La puerta de la sala se abrió y dos guardias se situaron uno a cada lado de las hojas de madera blanca. El sultán entró en la sala apoyado sobre su bastón. El oficial se inclinó ante él y comenzó a temblar.

—Oficial —dijo el sultán mirando con ojos indiferentes al soldado.

—Señor —tartamudeó el hombre.

—¿Usted ha traído este anillo? —preguntó el sultán mostrando la sortija de brillantes.

—Sí, señor —respondió temeroso el oficial.

—¿Dónde lo encontró?

—Me lo dio una mujer que está en la cárcel militar. Dice que es una de sus esposas.

—¿Dice que es mi esposa? —preguntó el sultán inquieto.

—Sí, señor.

El sultán miró de nuevo la joya, no pensó que volvería a ver a la princesa. El corazón le dio un vuelco y acercó su cara a la cabizbaja cabeza del oficial.

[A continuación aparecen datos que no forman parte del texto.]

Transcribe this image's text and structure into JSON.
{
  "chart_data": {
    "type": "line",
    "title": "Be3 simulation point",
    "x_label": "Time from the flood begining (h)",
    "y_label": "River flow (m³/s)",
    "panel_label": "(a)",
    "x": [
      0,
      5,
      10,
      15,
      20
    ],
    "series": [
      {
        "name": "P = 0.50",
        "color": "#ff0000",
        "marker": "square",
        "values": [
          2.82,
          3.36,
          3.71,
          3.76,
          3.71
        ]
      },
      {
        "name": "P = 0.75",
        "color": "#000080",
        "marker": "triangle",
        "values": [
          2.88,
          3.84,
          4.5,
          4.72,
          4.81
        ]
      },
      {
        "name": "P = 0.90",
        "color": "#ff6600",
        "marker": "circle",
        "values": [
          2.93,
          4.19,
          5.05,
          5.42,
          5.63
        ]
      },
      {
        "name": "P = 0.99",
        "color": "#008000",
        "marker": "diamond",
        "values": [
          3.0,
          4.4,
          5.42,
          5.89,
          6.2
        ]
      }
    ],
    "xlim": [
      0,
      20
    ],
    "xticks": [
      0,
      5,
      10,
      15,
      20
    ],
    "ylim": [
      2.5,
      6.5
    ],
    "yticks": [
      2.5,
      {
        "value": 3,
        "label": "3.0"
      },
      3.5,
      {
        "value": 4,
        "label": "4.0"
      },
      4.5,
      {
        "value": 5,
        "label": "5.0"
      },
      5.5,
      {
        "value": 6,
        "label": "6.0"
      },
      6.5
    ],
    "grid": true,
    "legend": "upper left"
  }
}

—¿Qué hace en la cárcel? —le preguntó con un susurro.

—La han detenido, señor.

—¿Acusada de qué?

—De espía armenia, señor.

—Espía armenia —repitió el sultán, sin poder contener la risa. Su mujer era muchas cosas, pero nunca se le había ocurrido algo tan gracioso.

76

El sultán bajó las escaleras con el corazón acelerado. No había pensado que volvería a verla. Por unos instantes recordó la primera vez que se encontraron. Ella era poco más que una niña asustada. Acababa de cumplir diecisiete años, su rostro infantil contrastaba con su mirada inteligente y su capacidad para persuadir y convencer. No tardó mucho en convertirse en la favorita y eso que, en el ambiente de un harén, en el que las mujeres compiten hasta por el último privilegio, no era fácil destacar. Había nacido para ser una de las concubinas del sultán y en cambio se convirtió en la esposa más amada.

Cruzó el pasillo y se dirigió hasta la reja de la celda. Con un gesto ordenó que la abriese. Dentro había un hombre negro, otra mujer pelirroja, un segundo extranjero y Yamile. Era ella sin duda, pero no lo parecía. Su avejentado rostro había recuperado milagrosamente la juventud. Aunque parecía cansada y enferma.

—Yamile —dijo el sultán abriendo los brazos. Había pensado torturarla, mandarla azotar e incluso matarla, pero al verla comprendió de golpe por qué se había sentido tan solo y deprimido aquellos meses.

La princesa lo miró con compasión. No lo amaba, pero había aprendido a quererlo. Él siempre la había tratado bien, con respeto y cariño. Había sabido comprender sus miedos y había tenido mucha paciencia con ella.

Yamile avanzó unos pasos y abrazó al sultán. Notó las lágrimas que corrían por la cara del hombre y caían sobre sus hombros desnudos.

—Mi amada Yamile.

—Perdona, te abandoné. No podía vivir más en tu cárcel dorada. Te dediqué los mejores años de mi vida, pero quería volver a ser joven y experimentar lo que se siente al ser libre —contestó la mujer, con la cabeza gacha.

—No hay nada que perdonar —dijo el sultán. Después, agarró la barbilla de la mujer y la miró detenidamente—. ¿Qué te ha pasado? ¿Pareces mucho más joven? ¿Fue la joya, el Corazón de Amón?

La mujer permaneció unos segundos callada. Si quería que el sultán les ayudara, debía ser sincera con él.